Published online by Cambridge University Press: 04 November 2009
Introduction
In a lecture at Oberwolfach in the 1980s with the title “Topology in permutation groups”, Helmut Wielandt defended the proposition that topology in permutation groups is of no use, and came to the conclusion that (with the addition of the word “almost”) this was indeed the case. Wielandt made it clear that he was not speaking about the topology of permutation groups. (There is a natural topology on the symmetric group, namely the topology of pointwise convergence. In the case of countable degree, the open subgroups are those lying between the pointwise and setwise stabiliser of a finite set, and the closed subgroups are the automorphism groups of first-order structures.) Nevertheless, many in the audience felt that Wielandt's conclusion was too pessimistic. Since then, further results have supported this view. The present paper is a survey of some of these results. I begin with an account of Wielandt's own work on the subject, the connection of non-Hausdorff topologies preserved by G and the notions of primitivity and strong primitivity.

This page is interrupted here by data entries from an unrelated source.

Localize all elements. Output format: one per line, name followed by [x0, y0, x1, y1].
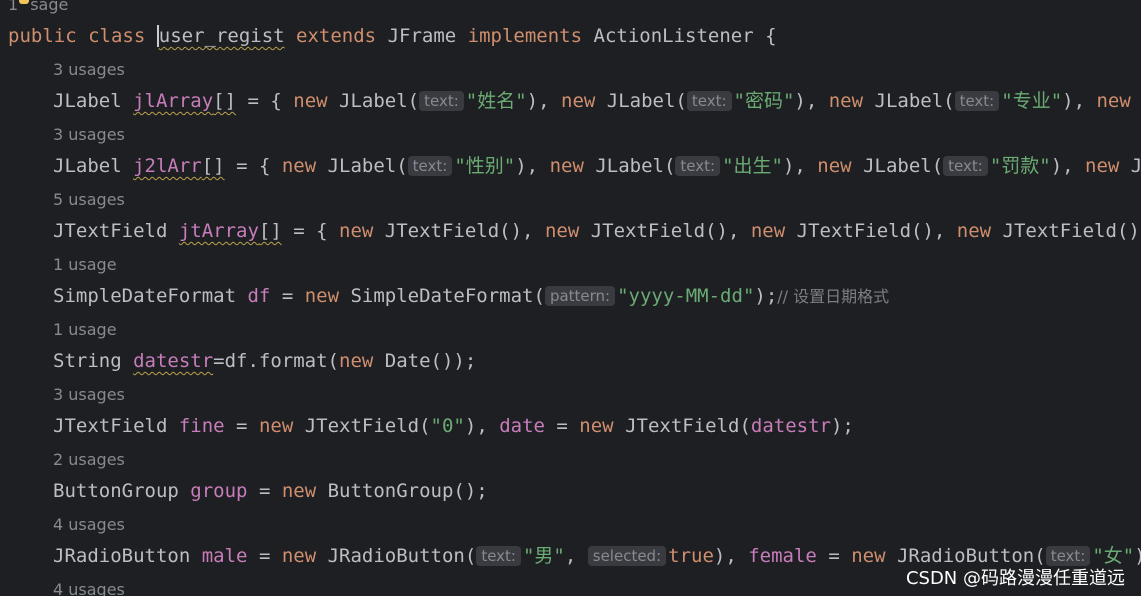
usage-hint[interactable]: 1 usage [53, 254, 117, 276]
class-name: user_regist [156, 25, 285, 47]
code-line-dateformat[interactable]: SimpleDateFormat df = new SimpleDateForm… [53, 284, 889, 308]
param-hint: text: [943, 156, 988, 176]
usage-hint[interactable]: 1 usage [53, 319, 117, 341]
param-hint: text: [686, 91, 732, 111]
code-editor[interactable]: 1 sage public class user_regist extends J… [0, 0, 1141, 596]
code-line-jlarray[interactable]: JLabel jlArray[] = { new JLabel(text: "姓名… [53, 89, 1141, 113]
usage-hint[interactable]: 5 usages [53, 189, 125, 211]
usage-hint[interactable]: 4 usages [53, 579, 125, 596]
csdn-watermark: CSDN @码路漫漫任重道远 [905, 568, 1125, 589]
param-hint: text: [1045, 546, 1091, 566]
usage-hint[interactable]: 3 usages [53, 124, 125, 146]
lightbulb-icon[interactable] [19, 0, 30, 4]
code-comment: // 设置日期格式 [777, 287, 890, 306]
code-line-class-decl[interactable]: public class user_regist extends JFrame … [8, 24, 777, 48]
usage-hint[interactable]: 2 usages [53, 449, 125, 471]
param-hint: text: [675, 156, 721, 176]
usage-hint-top[interactable]: 1 sage [8, 0, 68, 16]
code-line-fine-date[interactable]: JTextField fine = new JTextField("0"), d… [53, 414, 854, 438]
param-hint: selected: [587, 546, 667, 566]
param-hint: text: [419, 91, 464, 111]
param-hint: pattern: [544, 286, 616, 306]
usage-hint[interactable]: 3 usages [53, 384, 125, 406]
param-hint: text: [407, 156, 453, 176]
usage-hint[interactable]: 3 usages [53, 59, 125, 81]
code-line-buttongroup[interactable]: ButtonGroup group = new ButtonGroup(); [53, 479, 488, 503]
param-hint: text: [954, 91, 1000, 111]
param-hint: text: [476, 546, 521, 566]
code-line-jtarray[interactable]: JTextField jtArray[] = { new JTextField(… [53, 219, 1141, 243]
code-line-j2larr[interactable]: JLabel j2lArr[] = { new JLabel(text: "性别"… [53, 154, 1141, 178]
code-line-datestr[interactable]: String datestr=df.format(new Date()); [53, 349, 476, 373]
usage-hint[interactable]: 4 usages [53, 514, 125, 536]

The next topic is a theorem of Macpherson and Praeger, according to which a primitive group which preserves no non-trivial topology is highly transitive. Their proof uses some deep results from model theory. I give an elementary argument to replace part of the proof.
Some topologies low in the separation hierarchy can be interpreted as relational structures (specifically, preorders), so that their homeomorphism groups are closed subgroups of the symmetric group.